Sweet, spicy, hint of bourbon - great appetizer for a party.
Because game birds are so lean, I like to brine the pheasant breasts in a solution of salt, sugar, lemon juice and water in the refrigerator for 3-4 hours prior to prepping – you could skip this step if short on time
Cut the pheasant into half inch strips across the grain
Combine approximately 1/4 cup of flour and the Lowry's Seasoning and roll the pheasants strips to evenly coat
Bang Bang sauce: In a bowl mix the mayonnaise, sriracha, honey, bourbon Worcestershire and red pepper flake - set aside (super easy)

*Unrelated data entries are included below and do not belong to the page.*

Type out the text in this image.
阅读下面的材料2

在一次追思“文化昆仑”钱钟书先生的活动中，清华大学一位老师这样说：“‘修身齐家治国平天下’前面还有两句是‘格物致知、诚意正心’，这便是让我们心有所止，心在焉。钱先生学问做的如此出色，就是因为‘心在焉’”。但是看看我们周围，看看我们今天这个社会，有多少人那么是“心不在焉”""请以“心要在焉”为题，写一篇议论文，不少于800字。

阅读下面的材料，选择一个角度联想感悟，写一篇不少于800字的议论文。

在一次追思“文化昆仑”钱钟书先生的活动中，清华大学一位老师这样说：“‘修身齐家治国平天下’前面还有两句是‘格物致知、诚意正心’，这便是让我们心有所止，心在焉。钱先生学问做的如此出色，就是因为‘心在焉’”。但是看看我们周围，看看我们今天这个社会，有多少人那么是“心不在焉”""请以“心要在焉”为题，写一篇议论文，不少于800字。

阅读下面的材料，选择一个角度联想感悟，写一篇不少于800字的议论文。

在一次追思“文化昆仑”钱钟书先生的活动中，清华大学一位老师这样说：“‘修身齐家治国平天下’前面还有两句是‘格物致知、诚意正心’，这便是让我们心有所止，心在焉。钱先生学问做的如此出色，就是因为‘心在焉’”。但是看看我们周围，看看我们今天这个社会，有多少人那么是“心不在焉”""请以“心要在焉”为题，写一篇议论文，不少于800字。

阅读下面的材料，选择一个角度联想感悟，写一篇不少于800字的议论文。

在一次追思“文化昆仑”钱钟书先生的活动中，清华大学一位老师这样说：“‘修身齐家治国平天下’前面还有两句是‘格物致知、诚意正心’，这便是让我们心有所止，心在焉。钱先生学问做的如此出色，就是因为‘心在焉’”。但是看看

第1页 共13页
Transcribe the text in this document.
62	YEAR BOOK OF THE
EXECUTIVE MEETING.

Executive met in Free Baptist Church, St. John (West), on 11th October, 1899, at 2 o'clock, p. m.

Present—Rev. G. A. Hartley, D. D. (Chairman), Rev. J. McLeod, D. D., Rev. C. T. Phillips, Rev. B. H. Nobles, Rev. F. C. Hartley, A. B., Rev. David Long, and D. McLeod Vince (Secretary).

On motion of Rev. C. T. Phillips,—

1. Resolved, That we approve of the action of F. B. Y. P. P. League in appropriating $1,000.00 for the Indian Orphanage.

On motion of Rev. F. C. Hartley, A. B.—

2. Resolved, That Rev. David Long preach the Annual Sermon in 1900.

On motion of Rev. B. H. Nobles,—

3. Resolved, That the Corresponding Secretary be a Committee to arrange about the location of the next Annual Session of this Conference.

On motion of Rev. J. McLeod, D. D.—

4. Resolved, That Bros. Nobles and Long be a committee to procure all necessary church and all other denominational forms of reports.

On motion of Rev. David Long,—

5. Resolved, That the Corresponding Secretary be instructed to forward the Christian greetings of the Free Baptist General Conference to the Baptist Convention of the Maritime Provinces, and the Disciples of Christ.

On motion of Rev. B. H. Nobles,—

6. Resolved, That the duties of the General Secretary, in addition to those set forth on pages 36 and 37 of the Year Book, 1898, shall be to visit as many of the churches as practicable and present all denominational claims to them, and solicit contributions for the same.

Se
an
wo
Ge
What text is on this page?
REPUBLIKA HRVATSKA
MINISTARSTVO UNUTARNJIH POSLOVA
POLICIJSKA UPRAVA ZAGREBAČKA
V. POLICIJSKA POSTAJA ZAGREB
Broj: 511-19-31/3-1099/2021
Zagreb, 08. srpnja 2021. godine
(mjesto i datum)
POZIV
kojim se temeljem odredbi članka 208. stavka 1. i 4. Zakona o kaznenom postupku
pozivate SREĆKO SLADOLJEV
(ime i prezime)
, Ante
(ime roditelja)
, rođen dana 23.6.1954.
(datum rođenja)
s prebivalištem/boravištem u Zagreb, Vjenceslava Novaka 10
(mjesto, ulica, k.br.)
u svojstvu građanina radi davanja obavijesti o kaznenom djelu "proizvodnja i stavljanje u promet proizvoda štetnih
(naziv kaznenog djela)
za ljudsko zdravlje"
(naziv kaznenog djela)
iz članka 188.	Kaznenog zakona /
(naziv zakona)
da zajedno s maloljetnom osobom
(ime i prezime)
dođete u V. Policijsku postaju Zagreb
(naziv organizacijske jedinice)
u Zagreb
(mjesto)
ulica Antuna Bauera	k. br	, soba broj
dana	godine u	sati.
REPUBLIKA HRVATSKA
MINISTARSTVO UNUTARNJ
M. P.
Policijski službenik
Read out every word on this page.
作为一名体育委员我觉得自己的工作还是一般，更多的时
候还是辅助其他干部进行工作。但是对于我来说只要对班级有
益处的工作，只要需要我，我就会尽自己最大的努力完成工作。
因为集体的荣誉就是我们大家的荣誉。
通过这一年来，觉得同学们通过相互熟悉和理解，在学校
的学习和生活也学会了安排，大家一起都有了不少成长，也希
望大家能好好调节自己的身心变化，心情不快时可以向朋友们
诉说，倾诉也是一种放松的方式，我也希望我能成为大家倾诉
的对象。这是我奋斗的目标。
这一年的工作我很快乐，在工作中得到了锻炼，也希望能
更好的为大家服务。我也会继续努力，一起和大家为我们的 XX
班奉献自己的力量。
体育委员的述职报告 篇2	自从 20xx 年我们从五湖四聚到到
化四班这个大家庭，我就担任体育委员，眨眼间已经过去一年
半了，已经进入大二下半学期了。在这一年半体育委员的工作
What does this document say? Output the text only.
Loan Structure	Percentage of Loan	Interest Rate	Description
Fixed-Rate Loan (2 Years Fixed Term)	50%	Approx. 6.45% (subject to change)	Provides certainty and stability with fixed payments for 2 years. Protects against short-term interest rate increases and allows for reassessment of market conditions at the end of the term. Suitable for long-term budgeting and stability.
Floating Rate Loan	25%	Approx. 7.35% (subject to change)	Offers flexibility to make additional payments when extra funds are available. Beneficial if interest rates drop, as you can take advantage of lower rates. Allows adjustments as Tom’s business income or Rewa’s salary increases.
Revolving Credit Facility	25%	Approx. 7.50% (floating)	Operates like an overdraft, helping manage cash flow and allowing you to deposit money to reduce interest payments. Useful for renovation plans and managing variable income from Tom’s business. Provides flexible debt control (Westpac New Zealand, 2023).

In a plastic bag mix the remaining flour, black pepper, onion powder and coconut
In a medium bowl whisk the eggs and water
Heat the vegetable oil to around 360°
Dredge the seasoned pheasant strips into the egg wash then toss them into the bag of coconut flour. Shake the bag. Do this in small batches so that the pheasant gets well coated. Transfer the strips to the fryer for 3 minutes.
Remove and place the now crispy strips on a wire rack while you complete the frying batches.
Place strips in a bowl, add a healthy dose of Bang Bang sauce and toss to coat.
We served this over a bed of zucchini straws. But a fresh slaw or greens would be a great contrast to this sweet heat.